Within days Kevin and I went from dancing in tuxedos at a wedding to carrying our best friend’s casket across a cemetery lawn. It was a stifling hot and humid August day. I could feel the sweat running down my back as my right hand gripped the rail on the coffin. We walked slowly from the hearse toward the small tent and the sea of faces circling the graveside.
This can’t be happening. Being a casket bearer is a job for old men in dark overcoats and fedoras, not twenty-somethings in silk ties and button down shirts living in their first apartment.
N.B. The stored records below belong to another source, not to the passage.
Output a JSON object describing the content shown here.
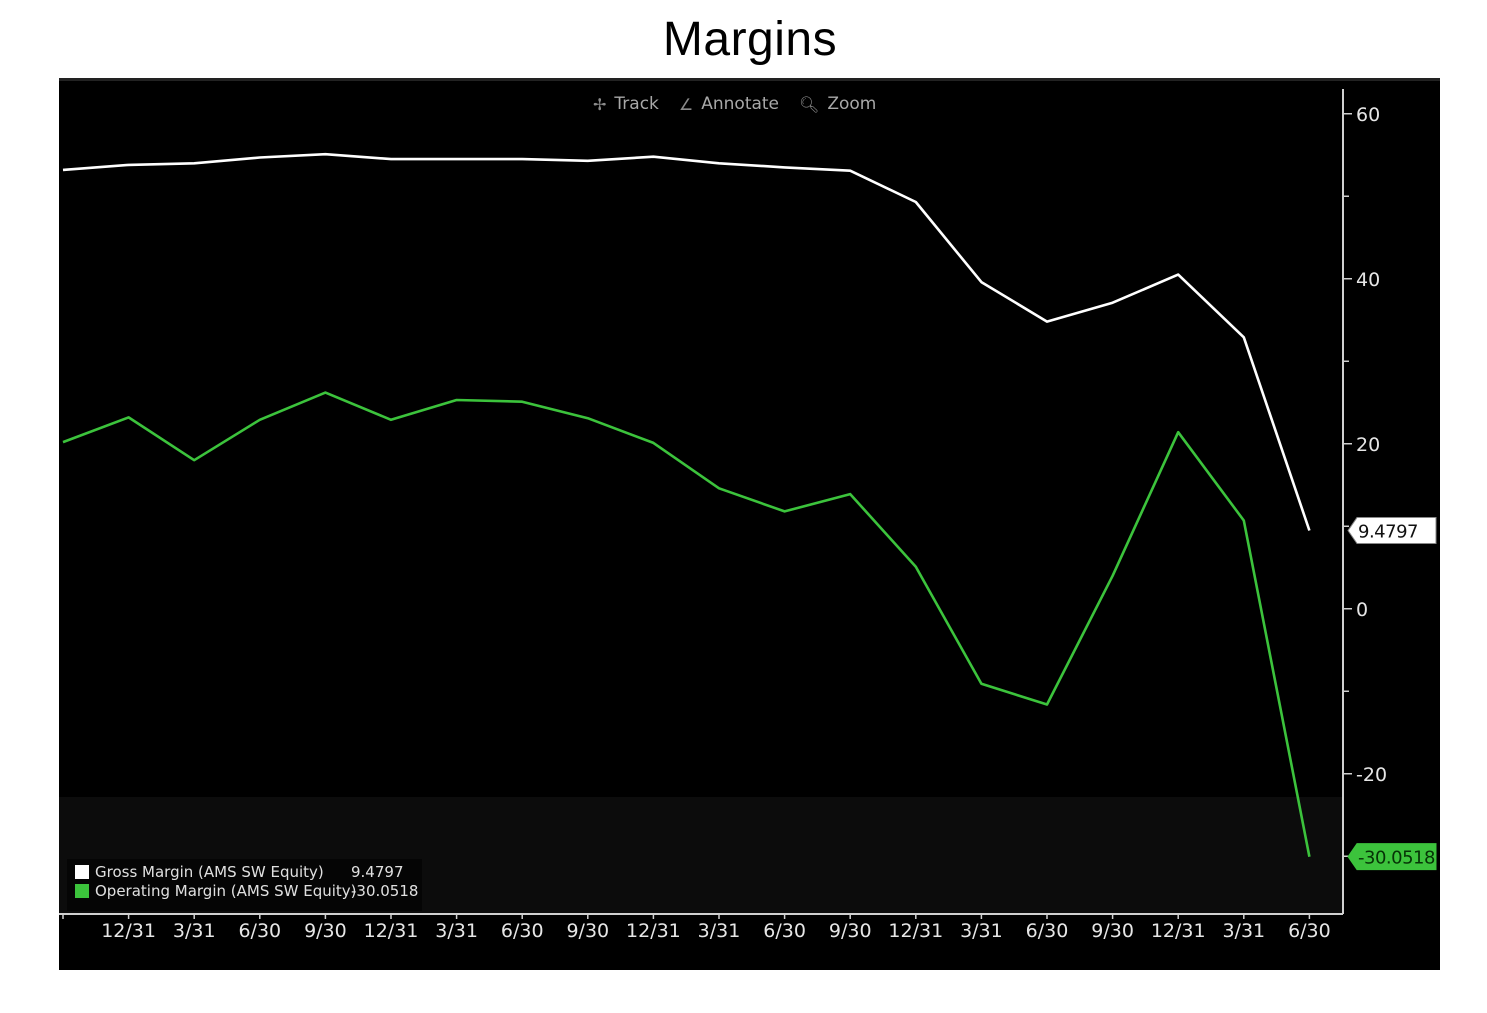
{
  "title": "Margins",
  "toolbar": {
    "track": {
      "label": "Track",
      "icon": "crosshair-icon"
    },
    "annotate": {
      "label": "Annotate",
      "icon": "pencil-icon"
    },
    "zoom": {
      "label": "Zoom",
      "icon": "magnifier-icon"
    }
  },
  "chart_data": {
    "type": "line",
    "categories": [
      "",
      "12/31",
      "3/31",
      "6/30",
      "9/30",
      "12/31",
      "3/31",
      "6/30",
      "9/30",
      "12/31",
      "3/31",
      "6/30",
      "9/30",
      "12/31",
      "3/31",
      "6/30",
      "9/30",
      "12/31",
      "3/31",
      "6/30"
    ],
    "ylim": [
      -37,
      63
    ],
    "y_ticks": [
      60,
      40,
      20,
      0,
      -20
    ],
    "y_axis_position": "right",
    "grid": false,
    "background": "#000000",
    "legend_position": "bottom-left",
    "series": [
      {
        "name": "Gross Margin (AMS SW Equity)",
        "last_value": "9.4797",
        "color": "#ffffff",
        "values": [
          53.2,
          53.8,
          54.0,
          54.7,
          55.1,
          54.5,
          54.5,
          54.5,
          54.3,
          54.8,
          54.0,
          53.5,
          53.1,
          49.3,
          39.6,
          34.8,
          37.1,
          40.5,
          32.9,
          9.4797
        ]
      },
      {
        "name": "Operating Margin (AMS SW Equity)",
        "last_value": "-30.0518",
        "color": "#3cc33c",
        "values": [
          20.2,
          23.2,
          18.0,
          22.9,
          26.2,
          22.9,
          25.3,
          25.1,
          23.1,
          20.1,
          14.6,
          11.8,
          13.9,
          5.1,
          -9.1,
          -11.6,
          4.0,
          21.4,
          10.7,
          -30.0518
        ]
      }
    ]
  }
}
Yet here we are. I remember standing next to Kevin while someone prayed. Except he didn’t really pray. He was “preach praying”. And it went on forever. It was making me mad. I wanted to punch him. About five minutes into it Kevin leaned over and whispered, “If Gould were here, he’d tell this guy to shut up already.”
Finally it was over. We walked to the hearse for the ride back to the church for the obligatory ham sandwich and potato salad lunch. The six of us sat silent, staring through the windows at the citizens of Spencer running errands and working in their yards, oblivious to our sorrow and loss.
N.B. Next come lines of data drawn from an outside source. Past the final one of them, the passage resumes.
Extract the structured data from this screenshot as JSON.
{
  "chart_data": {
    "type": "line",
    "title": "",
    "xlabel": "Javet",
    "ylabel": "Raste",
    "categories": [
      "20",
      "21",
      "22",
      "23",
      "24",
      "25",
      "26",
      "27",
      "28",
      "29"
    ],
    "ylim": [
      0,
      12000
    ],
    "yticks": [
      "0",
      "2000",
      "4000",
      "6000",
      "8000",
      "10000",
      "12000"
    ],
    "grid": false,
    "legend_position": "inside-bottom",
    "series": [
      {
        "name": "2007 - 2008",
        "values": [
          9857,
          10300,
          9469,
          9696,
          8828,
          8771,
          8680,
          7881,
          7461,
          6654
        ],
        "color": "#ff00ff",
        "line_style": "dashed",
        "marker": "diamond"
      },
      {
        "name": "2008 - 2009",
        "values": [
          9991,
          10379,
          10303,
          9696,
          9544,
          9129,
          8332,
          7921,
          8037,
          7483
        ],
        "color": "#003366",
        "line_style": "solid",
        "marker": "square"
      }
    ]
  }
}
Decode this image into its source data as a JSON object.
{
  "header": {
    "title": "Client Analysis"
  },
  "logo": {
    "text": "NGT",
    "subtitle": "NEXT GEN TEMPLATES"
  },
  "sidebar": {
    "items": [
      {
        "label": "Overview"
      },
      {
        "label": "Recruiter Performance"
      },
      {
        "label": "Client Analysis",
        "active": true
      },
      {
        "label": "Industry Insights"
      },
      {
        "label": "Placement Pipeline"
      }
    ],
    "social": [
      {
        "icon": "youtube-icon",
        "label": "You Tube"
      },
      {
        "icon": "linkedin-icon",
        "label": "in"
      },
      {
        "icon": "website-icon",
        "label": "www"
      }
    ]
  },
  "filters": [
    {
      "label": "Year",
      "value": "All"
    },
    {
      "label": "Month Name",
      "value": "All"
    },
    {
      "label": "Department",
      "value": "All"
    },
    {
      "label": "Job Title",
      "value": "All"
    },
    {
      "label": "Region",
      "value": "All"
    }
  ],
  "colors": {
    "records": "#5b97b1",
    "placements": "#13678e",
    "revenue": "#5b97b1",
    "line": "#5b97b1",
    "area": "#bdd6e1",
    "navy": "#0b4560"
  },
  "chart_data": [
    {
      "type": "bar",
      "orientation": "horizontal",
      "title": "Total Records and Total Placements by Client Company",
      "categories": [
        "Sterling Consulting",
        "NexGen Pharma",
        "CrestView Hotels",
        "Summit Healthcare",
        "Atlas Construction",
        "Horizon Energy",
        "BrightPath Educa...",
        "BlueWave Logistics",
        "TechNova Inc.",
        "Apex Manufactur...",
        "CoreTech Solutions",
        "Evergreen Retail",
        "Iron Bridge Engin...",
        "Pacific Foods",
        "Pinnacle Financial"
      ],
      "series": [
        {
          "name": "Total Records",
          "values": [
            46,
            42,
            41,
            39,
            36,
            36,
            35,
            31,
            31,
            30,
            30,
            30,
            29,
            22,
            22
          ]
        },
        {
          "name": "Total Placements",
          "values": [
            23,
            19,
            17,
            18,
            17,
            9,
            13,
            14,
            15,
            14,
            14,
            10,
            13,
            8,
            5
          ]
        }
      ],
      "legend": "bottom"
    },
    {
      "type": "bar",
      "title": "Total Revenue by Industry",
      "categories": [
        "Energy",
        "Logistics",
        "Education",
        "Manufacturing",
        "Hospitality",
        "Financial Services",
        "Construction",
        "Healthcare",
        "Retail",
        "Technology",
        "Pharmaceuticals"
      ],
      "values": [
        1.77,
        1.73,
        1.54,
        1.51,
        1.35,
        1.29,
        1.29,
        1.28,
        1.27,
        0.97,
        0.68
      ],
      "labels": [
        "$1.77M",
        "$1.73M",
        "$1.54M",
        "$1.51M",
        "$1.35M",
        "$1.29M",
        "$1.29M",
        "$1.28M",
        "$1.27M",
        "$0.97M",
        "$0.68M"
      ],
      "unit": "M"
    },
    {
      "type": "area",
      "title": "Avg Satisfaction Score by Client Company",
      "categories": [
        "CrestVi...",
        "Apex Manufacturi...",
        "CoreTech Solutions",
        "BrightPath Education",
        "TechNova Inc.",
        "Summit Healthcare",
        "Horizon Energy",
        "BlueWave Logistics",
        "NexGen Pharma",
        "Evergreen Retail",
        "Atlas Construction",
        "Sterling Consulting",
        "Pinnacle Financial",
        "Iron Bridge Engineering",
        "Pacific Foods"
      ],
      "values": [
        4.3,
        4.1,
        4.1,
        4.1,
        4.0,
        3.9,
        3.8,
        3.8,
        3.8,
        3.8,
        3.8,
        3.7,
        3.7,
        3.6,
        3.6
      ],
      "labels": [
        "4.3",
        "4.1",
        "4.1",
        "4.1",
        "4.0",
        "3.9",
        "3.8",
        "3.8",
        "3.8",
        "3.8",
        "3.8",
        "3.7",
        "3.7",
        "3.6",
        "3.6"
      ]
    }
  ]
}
The thing about death is that it happens in the middle of life.
It’s hard to believe that was 25 years ago. It’s hard to believe I’m old enough to say things like “that was 25 years ago”. A lot of life has happened since then and most of it not according to the plans made by the idealistic college kids that we were. In business they talk about “5-year plans”. But they don’t have a class called, “What To Do When Your Plans Go Up In Smoke”.
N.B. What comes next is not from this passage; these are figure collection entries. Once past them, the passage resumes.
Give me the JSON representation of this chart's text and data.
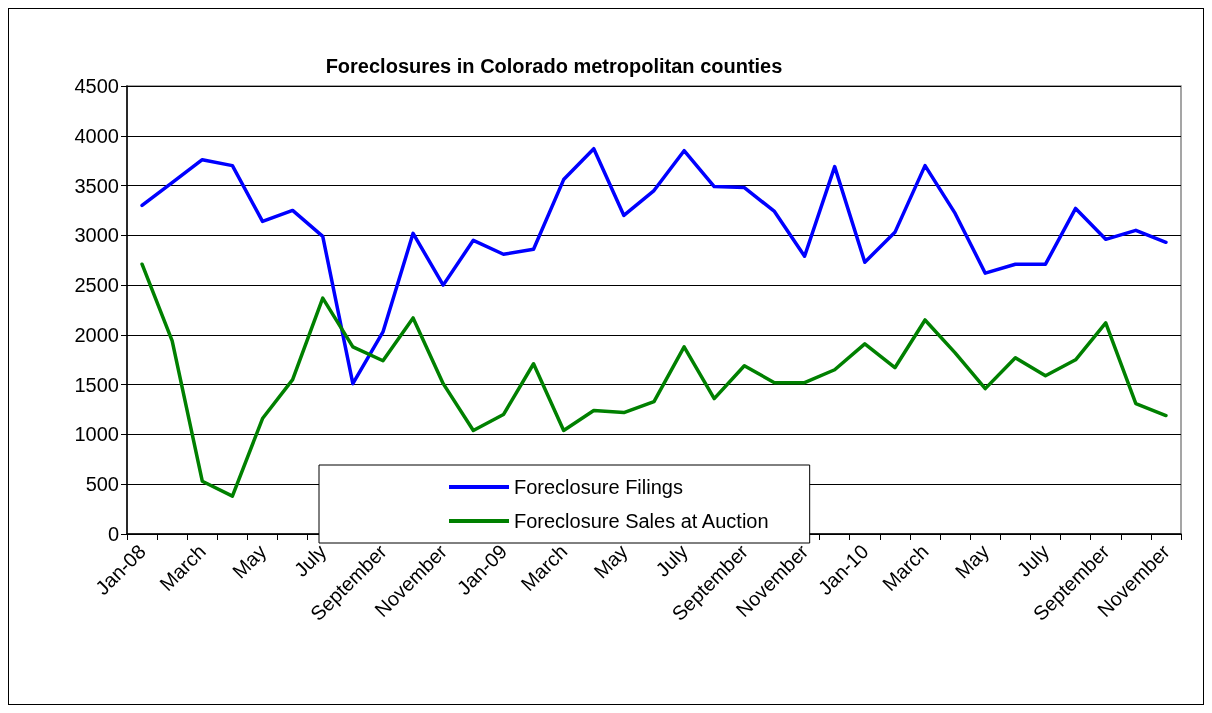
{
  "chart_data": {
    "type": "line",
    "title": "Foreclosures in Colorado metropolitan counties",
    "categories": [
      "Jan-08",
      null,
      "March",
      null,
      "May",
      null,
      "July",
      null,
      "September",
      null,
      "November",
      null,
      "Jan-09",
      null,
      "March",
      null,
      "May",
      null,
      "July",
      null,
      "September",
      null,
      "November",
      null,
      "Jan-10",
      null,
      "March",
      null,
      "May",
      null,
      "July",
      null,
      "September",
      null,
      "November"
    ],
    "series": [
      {
        "name": "Foreclosure Filings",
        "color": "#0000ff",
        "values": [
          3300,
          3530,
          3760,
          3700,
          3140,
          3250,
          2990,
          1510,
          2030,
          3020,
          2500,
          2950,
          2810,
          2860,
          3560,
          3870,
          3200,
          3450,
          3850,
          3490,
          3480,
          3240,
          2790,
          3690,
          2730,
          3030,
          3700,
          3220,
          2620,
          2710,
          2710,
          3270,
          2960,
          3050,
          2930
        ]
      },
      {
        "name": "Foreclosure Sales at Auction",
        "color": "#008000",
        "values": [
          2710,
          1940,
          530,
          380,
          1160,
          1550,
          2370,
          1880,
          1740,
          2170,
          1510,
          1040,
          1200,
          1710,
          1040,
          1240,
          1220,
          1330,
          1880,
          1360,
          1690,
          1520,
          1520,
          1650,
          1910,
          1670,
          2150,
          1820,
          1460,
          1770,
          1590,
          1750,
          2120,
          1310,
          1190
        ]
      }
    ],
    "ylim": [
      0,
      4500
    ],
    "yticks": [
      0,
      500,
      1000,
      1500,
      2000,
      2500,
      3000,
      3500,
      4000,
      4500
    ],
    "grid": "y",
    "legend": "bottom",
    "marker": "none",
    "line_style": "solid"
  }
}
It would be an excellent addition to the curriculum.
From birth we are taught, either purposely or by default, that life is linear. We roll over before we crawl. We walk before we run. We start school in kindergarten and move through elementary into junior high. Then high school. Then we go to college and take classes labeled “101” and “202”. Then “303” and “404” and we graduate. Because everything else has unfolded in order and proper sequence up to this point we think to ourselves, “I believe I’ll get a job, go back to grad school, get my master’s degree (and yes, Master’s classes begin with “505”), get married, buy a split level in the ‘burbs, have 2.5 kids, a couple Big Wheels in the driveway and get a poodle that thinks it’s a real dog.”
And for some, the plan works. Right up and through the part about receiving the gold watch after 35 years of service to the same company and retiring to travel the country in a Winnebago. But not for most. For most of us life is not a straight line. There are detours. Unplanned circumstances. These detours can either derail us permanently or they can become the fodder for a blessed life. If we insist on trying to make life go in order and according to our well intentioned plans, we’ll likely die a frustrated mess. If we accept the detours as experiences to be thoroughly lived instead of merely tolerated, we’ll discover blessings we didn’t anticipate.
Simply put, detours don’t take us away from our life. Detours are life.
It’s good to plan. It’s good to think ahead. It’s good to set goals.
It’s also good to remember that a loose electrical wire, or any other number of random occurrences, could make this day our last day.
Because even if life goes according to plan, the time between wedding and funeral is pretty short.
So go make the most of it.
“Teach us, God, to number our days that we might gain a heart of wisdom.”